For starters, let me state that is likely an enhancement request, and I’m not sure how it would be achieved given Gradle’s approach. But I would like to share the idea. And if there’s a better way to share the idea, please let me know.
If build artifacts can be retrieved via the Gradle build cache, it would be interesting to see if there’s a way to “short-circuit” the process and limit execution to a minimal set of tasks.
Consider the following long strings of dependent tasks: A -> B -> C -> D -> E -> … -> X -> Y -> Z
Suppose all tasks are cacheable, and I execute all tasks, but then clean the local outputs. Then I instruct Gradle to run task “A” again. The expectation is that all tasks would have cache hits.
In the current Gradle model, Gradle will pull the output of Z from the cache, figure out that Y can be cached, pull the output of Y from the cache, then X, then … all the way up.
In the end, Gradle will have pulled dozens of outputs from the cache. If all the outputs are small and the cache is local, it’s not such a big deal. But if the outputs are large and/or the cache is over a slower link, then this amounts to downloading and storing a lot of outputs, just to get the one output that we really want. That’s hopefully still better than actually executing all of the tasks, but could there be a more efficient way?
That is, wouldn’t it be cool if Gradle could avoid actually retrieving the outputs of most of the tasks (tasks B-Z), and merely take them into account in the computations of the build cache key, and instead only retrieve the output of the task that we really want?

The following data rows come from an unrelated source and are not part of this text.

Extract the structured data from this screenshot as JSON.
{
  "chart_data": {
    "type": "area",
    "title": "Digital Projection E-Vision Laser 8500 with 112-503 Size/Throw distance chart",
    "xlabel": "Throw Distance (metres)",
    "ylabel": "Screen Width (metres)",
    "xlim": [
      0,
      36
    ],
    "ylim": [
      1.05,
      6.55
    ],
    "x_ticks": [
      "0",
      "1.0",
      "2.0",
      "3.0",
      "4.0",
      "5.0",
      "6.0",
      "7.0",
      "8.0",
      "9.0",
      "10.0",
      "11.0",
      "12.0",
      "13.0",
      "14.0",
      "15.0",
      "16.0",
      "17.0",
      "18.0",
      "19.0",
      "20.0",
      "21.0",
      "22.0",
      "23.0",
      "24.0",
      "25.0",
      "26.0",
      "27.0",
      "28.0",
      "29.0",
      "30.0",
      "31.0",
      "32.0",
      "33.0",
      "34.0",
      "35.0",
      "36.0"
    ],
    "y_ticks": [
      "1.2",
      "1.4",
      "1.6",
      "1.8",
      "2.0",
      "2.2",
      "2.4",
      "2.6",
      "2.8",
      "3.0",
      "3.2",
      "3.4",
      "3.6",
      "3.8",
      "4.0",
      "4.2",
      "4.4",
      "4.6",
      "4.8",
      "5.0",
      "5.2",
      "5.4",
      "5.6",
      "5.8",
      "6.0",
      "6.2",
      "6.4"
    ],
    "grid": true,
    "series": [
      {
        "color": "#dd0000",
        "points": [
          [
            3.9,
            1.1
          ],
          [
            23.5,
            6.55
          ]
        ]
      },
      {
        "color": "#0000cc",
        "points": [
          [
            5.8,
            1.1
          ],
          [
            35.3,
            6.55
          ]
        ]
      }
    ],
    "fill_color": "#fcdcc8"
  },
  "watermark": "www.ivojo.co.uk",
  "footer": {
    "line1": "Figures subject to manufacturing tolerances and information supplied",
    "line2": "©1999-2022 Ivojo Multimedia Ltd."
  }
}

I recognize that this might not make sense as a default mode of operation, but as something optional, I think it could be great. I have personal use cases in mind, of course.
As mentioned, I’m not sure how this would be achieved. My gut tells me it would be like some sort of “lazy instantiation”, where only the checksum of the cached output was retrieved, but the artifact itself wasn’t actually retrieved and put into place until it was needed by a non-cached task or by a “targeted” task. But I wouldn’t want to dictate implementation!
If there’s a more appropriate forum to discuss this idea, please let me know.